Here's my attempt. For the self-adjoint part, we have for $f,g\in L_2[0, 1]$ $$\langle f,Tg \rangle = \int_0^1 f(x) Tg(x)dx$$ $$ = \int_0^1 f(x)(\int_0^x\int_y^1g(z)dzdy)dx$$ $$ = \int_0^1 \int_0^x\int_y^1 f(x) g(z)dzdydx $$ $$ = $$
I will let you show that $T$ is self-adjoint.

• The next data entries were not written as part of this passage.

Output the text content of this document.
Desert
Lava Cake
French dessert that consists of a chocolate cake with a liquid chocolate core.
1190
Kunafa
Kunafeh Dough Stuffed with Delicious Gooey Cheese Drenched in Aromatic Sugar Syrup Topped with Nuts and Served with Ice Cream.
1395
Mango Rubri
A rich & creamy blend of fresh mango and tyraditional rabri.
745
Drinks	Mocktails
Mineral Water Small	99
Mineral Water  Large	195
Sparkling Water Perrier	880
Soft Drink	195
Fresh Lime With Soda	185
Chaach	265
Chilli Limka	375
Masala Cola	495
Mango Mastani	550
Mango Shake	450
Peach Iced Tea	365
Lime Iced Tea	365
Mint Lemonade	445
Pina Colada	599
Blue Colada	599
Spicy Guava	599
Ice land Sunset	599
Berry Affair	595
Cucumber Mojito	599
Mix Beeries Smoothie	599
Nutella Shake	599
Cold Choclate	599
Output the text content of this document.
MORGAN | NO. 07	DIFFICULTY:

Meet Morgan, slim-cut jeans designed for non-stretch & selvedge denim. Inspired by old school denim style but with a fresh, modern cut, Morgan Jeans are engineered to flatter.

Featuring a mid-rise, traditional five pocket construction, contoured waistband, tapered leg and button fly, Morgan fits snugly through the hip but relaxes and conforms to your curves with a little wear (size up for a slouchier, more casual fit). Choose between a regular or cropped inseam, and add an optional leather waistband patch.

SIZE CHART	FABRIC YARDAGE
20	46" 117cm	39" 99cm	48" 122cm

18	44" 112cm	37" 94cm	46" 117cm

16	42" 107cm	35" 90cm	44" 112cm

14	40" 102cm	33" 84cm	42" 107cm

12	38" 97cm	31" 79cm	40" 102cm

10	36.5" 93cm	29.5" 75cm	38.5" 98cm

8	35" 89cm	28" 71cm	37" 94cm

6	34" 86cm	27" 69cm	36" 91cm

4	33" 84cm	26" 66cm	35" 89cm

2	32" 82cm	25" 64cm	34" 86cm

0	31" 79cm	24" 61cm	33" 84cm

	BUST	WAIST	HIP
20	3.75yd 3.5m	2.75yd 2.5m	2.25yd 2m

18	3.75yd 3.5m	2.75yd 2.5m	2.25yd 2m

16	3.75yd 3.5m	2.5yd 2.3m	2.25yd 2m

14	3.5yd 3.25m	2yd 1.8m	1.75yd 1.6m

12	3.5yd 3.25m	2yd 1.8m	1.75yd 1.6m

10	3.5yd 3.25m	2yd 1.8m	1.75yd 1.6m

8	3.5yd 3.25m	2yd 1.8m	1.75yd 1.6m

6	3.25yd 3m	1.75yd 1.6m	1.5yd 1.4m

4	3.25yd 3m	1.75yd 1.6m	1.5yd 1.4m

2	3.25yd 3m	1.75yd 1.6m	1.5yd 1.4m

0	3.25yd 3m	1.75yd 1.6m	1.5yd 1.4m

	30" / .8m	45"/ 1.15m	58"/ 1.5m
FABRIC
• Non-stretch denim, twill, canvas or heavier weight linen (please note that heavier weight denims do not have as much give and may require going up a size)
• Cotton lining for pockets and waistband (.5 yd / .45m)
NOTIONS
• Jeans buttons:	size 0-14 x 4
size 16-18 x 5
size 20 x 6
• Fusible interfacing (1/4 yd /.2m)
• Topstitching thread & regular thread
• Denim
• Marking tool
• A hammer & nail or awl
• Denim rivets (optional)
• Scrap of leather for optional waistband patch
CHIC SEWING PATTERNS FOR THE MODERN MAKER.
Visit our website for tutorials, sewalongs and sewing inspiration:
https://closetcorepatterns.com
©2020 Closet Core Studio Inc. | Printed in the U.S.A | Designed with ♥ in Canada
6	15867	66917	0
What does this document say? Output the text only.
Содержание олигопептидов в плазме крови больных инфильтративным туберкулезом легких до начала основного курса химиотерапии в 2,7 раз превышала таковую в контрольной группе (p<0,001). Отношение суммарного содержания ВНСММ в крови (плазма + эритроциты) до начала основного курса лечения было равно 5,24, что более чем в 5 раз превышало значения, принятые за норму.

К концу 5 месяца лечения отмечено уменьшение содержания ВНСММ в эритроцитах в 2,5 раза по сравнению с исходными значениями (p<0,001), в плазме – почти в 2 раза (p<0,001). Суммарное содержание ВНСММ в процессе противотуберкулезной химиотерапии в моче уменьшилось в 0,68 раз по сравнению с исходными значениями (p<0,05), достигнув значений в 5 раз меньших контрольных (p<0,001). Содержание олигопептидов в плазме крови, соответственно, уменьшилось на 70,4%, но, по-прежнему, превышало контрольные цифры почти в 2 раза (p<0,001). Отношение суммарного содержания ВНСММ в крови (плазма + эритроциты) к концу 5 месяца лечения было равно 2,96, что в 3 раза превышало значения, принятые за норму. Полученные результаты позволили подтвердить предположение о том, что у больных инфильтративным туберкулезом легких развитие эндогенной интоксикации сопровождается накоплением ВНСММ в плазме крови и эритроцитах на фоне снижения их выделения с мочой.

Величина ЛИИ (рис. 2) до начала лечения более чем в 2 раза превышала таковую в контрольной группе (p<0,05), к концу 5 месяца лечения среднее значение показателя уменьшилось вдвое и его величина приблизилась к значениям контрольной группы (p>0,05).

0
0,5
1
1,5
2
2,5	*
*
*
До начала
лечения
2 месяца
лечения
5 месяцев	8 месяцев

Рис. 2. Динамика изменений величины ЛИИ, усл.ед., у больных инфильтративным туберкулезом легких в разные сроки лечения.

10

Observe \begin{align} T(f)(x) =&\ \int^1_x\int^{x}_0 f(z)\ dydz+\int^x_0 \int_0^z f(z)\ dydz\\ =&\ \int^1_x xf(z)\ dz+\int^x_0 zf(z)\ dz\\ =&\ \int^1_0[x\cdot\chi_{[x, 1]}(z)+z\cdot \chi_{[0, x]}(z)]f(z)\ dz\\ =&\int^1_0 k(x, z) f(z)\ dz \end{align} where $k(x, z) = x\cdot\chi_{[x, 1]}(z)+z\cdot \chi_{[0, x]}(z)$. To show that $T$ is compact, it suffices to show that $T$ is a Hilbert-Schmidt operator. In particular, it suffices to show that \begin{align} \int^1_0\int^1_0|k(x, z)|^2\ dxdy<\infty. \end{align} But that's clear since $k(x,z)$ is a bounded function on $[0, 1]\times [0, 1]$.